Explore the usage of the class ConcurrentDictionary as a shared data structure in asynchronous or multithreaded applications.
- [Instructor] The concurrent queue, and concurrent stack implies a sequence in which elements are added, and then removed from the data structure. But a much more common scenario for synchronous code is to use dictionaries, and so there is also a concurrent dictionary that deals with key value pairs rather than a sequence of elements that is added and removed from the collection. So concurrent dictionary has key value pairs. You can specify the types thanks to genetics, and it has thread safety built in so you can remove/add safely.
Let's see how this works. Back to our AsyncDemos solution. Right click add new project, concurrent dictionary, cancel application. So we'll do very similar things like before. We'll add two threads, two things concurrently, but this time we will use a concurrent dictionary, and the concurrent dictionary is from the name space System.Collection.Concurrent, and it was two data types to be specified as a genetic type.
So the key itself and then the underlying value. I'll do an integer key and a string value, and here we have a shared data structure. That'll be used as a dictionary from multiple threads. So as before, we'll create multiple threads. Now in this case, we're not looking so much at a producer/consumer style where something is adding to a queue or stack, something else is removing from that queue or stack, but rather, we would have relatively random access in the sense that somethings will be added to the dictionary, and some things will be removed from the dictionary, and we need to be able to do so in a thread-safe manner, but the operations will seek keys and seek to modify the values associated with those keys.
Let's look at some of the common operations. Type add, and notice the three different ways in which we might need to add something. Because we cannot know whether a key value pair already exists in the collection until we call this method, we have the option to say we would like to add this key value pair, but if the key already exists, I'd like to do the following, and so provide a method. You can also say, well, I expect this value might already be there. I'll try and retrieve a value for this key, but if the key is not present let me add this key value pair.
Or you could simply say, I'd like to try to add this value, and if the key value pair already exists nothing happens. So let's do the simplest case first, TryAdd. Attempts to add the specified key and value to the concurrent dictionary, and so the key, one, value, the text one, and so that should not come as a surprise. This is almost as straight forward as a traditional dictionary.add, but there is an if statement involved because TryAdd will tell you whether you succeeded or not, right? So if you're adding unique values, unique key value pairs to this collection, all you might want to determine is, I thought I was adding this, oh it was there already.

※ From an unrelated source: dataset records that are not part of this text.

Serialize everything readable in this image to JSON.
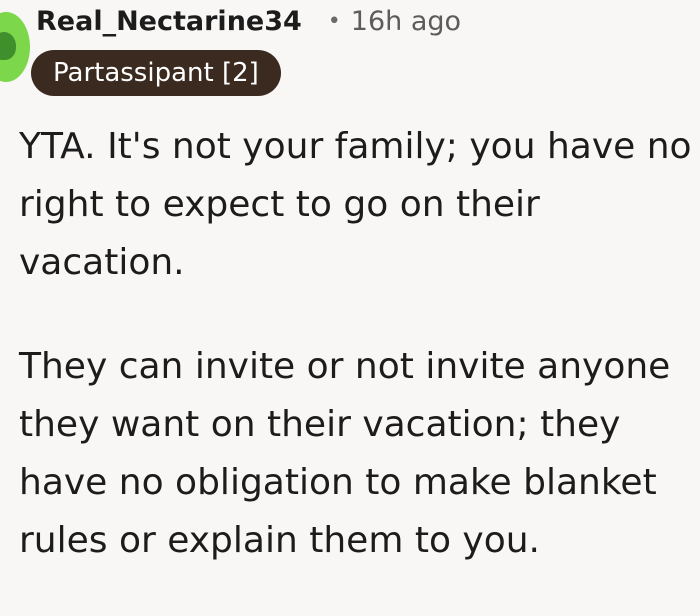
{
  "comment": {
    "username": "Real_Nectarine34",
    "separator": "•",
    "timestamp": "16h ago",
    "flair": "Partassipant [2]",
    "paragraphs": [
      "YTA. It's not your family; you have no right to expect to go on their vacation.",
      "They can invite or not invite anyone they want on their vacation; they have no obligation to make blanket rules or explain them to you."
    ]
  },
  "colors": {
    "background": "#f8f7f5",
    "avatar_bg": "#7cd74b",
    "flair_bg": "#3b2a20",
    "flair_text": "#ffffff"
  }
}
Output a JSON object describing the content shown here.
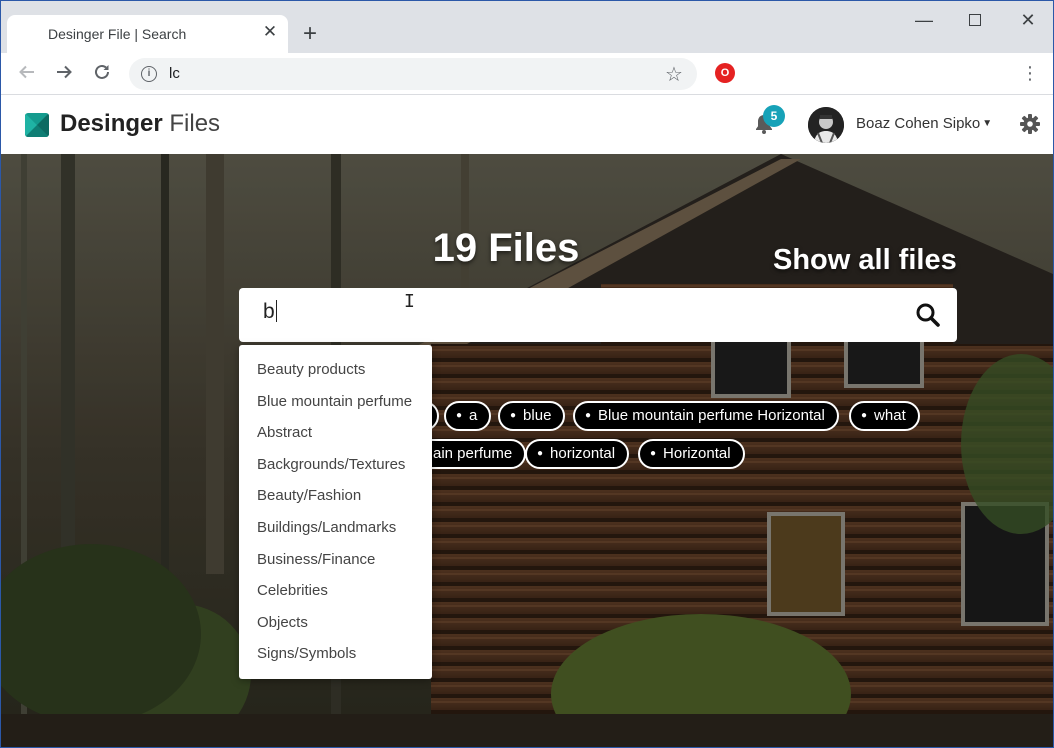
{
  "browser": {
    "tab_title": "Desinger File | Search",
    "tab_close": "✕",
    "new_tab": "+",
    "address": "lc",
    "window_controls": {
      "minimize": "—",
      "close": "✕"
    }
  },
  "header": {
    "logo_bold": "Desinger",
    "logo_light": "Files",
    "notification_count": "5",
    "user_name": "Boaz Cohen Sipko",
    "accent_color": "#17a2b8"
  },
  "hero": {
    "title": "19 Files",
    "show_all": "Show all files"
  },
  "search": {
    "value": "b"
  },
  "tags": {
    "row1": [
      "a",
      "blue",
      "Blue mountain perfume Horizontal",
      "what"
    ],
    "row2_partial": "ain perfume",
    "row2": [
      "horizontal",
      "Horizontal"
    ]
  },
  "suggestions": [
    "Beauty products",
    "Blue mountain perfume",
    "Abstract",
    "Backgrounds/Textures",
    "Beauty/Fashion",
    "Buildings/Landmarks",
    "Business/Finance",
    "Celebrities",
    "Objects",
    "Signs/Symbols"
  ],
  "icons": {
    "back": "arrow-left-icon",
    "forward": "arrow-right-icon",
    "reload": "reload-icon",
    "info": "info-icon",
    "star": "star-icon",
    "extension": "opera-extension-icon",
    "menu": "kebab-menu-icon",
    "bell": "bell-icon",
    "gear": "gear-icon",
    "search": "search-icon"
  }
}
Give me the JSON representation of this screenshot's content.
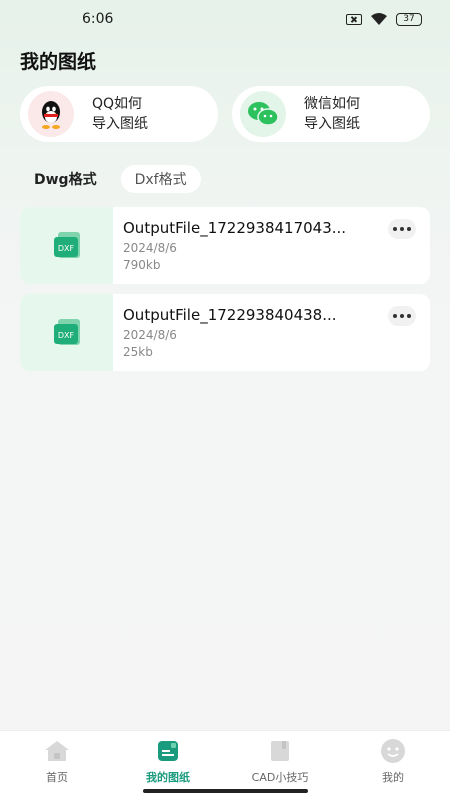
{
  "status": {
    "time": "6:06",
    "battery": "37"
  },
  "page": {
    "title": "我的图纸"
  },
  "guides": [
    {
      "line1": "QQ如何",
      "line2": "导入图纸",
      "icon": "qq-penguin-icon"
    },
    {
      "line1": "微信如何",
      "line2": "导入图纸",
      "icon": "wechat-icon"
    }
  ],
  "tabs": [
    {
      "label": "Dwg格式",
      "active": true
    },
    {
      "label": "Dxf格式",
      "active": false
    }
  ],
  "files": [
    {
      "name": "OutputFile_1722938417043...",
      "date": "2024/8/6",
      "size": "790kb",
      "thumb_label": "DXF"
    },
    {
      "name": "OutputFile_172293840438...",
      "date": "2024/8/6",
      "size": "25kb",
      "thumb_label": "DXF"
    }
  ],
  "nav": [
    {
      "label": "首页",
      "icon": "home-icon",
      "active": false
    },
    {
      "label": "我的图纸",
      "icon": "drawing-icon",
      "active": true
    },
    {
      "label": "CAD小技巧",
      "icon": "book-icon",
      "active": false
    },
    {
      "label": "我的",
      "icon": "profile-icon",
      "active": false
    }
  ],
  "colors": {
    "accent": "#1b9b7e",
    "thumb_bg": "#e6f7ee"
  }
}
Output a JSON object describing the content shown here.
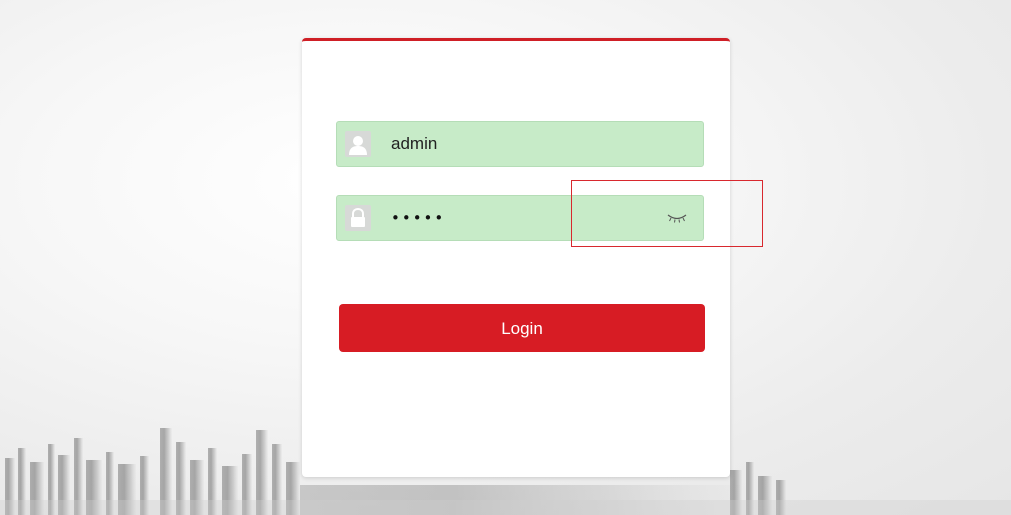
{
  "login_form": {
    "username_value": "admin",
    "password_masked": "•••••",
    "login_label": "Login"
  },
  "icons": {
    "username": "user-icon",
    "password": "lock-icon",
    "toggle_password": "eye-closed-icon"
  },
  "colors": {
    "accent": "#d71c24",
    "field_fill": "#c7ebc8",
    "annotation": "#d8282e"
  }
}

Moving on, right? Right, TryAdd, and returns true if the value was added. Save all, build, run. Woops. We need to change the project I'm running. Concurrent dictionary, set to start up, run again, there we go. The key value pair 1 and one was added. So it's a very simple way to determine the state of the dictionary at the time when we do the operation.
Now the other variation was to say add, but get or add. So I'm saying given my algorithm, I would like to retrieve a value for a certain key. So the key I'm interested in is one. Oh, but other people can add then remove while my code was running, so as an atomic operation, get or add. Get me the value of the key value pair 1, or if it's not present, add one, and so the return value is a string because our key value pairs come as integers and strings, and so at this point what'll happen? The key 1 already exists, and so we will be given the value one.
If that key was not present, then our specified value would be the new value for that key value pair in the collection. One more, add or update. This is the more complex option. So if I'd like to add the key 1 with a value, well that's great, but it might already exist. So we can add a key value pair, or if the key already exists, we can run our own code to modify the existing value.
So this would be similar to what we had at first, but if that key already exists, we will have a function called. So here we have parameters, key value pairs are ints and strings, and this will map to a method of our choice. We do have to return a string, and we'll modify this in just a moment. So just watch what's happening. We're asking the concurrent collection to add or update.
If the key exists, we're in trouble. What're we going to do? We have a value we want to set, but there's an existing value in the dictionary already. Okay, so if the 1 does not exist, then it simply an add as we had with the TryAdd. So now what happens if the key already exists? This method is given the key and the existing value. Not the value we're trying to set, the existing value, and so we can use these parameters in our code to determine what the value should be after the add or update.
So given that the value is currently one, if we wanted to change that to uppercase, well, we can be given the existing value and just change it to uppercase. So can try an example, but notice that we are talking about a lander here, so this is the parameter list for our method, this is the body of our method, and we're essentially providing code to the add or update method so that it can go ahead and either add a new key value pair, or modify an existing value based on the code we provide.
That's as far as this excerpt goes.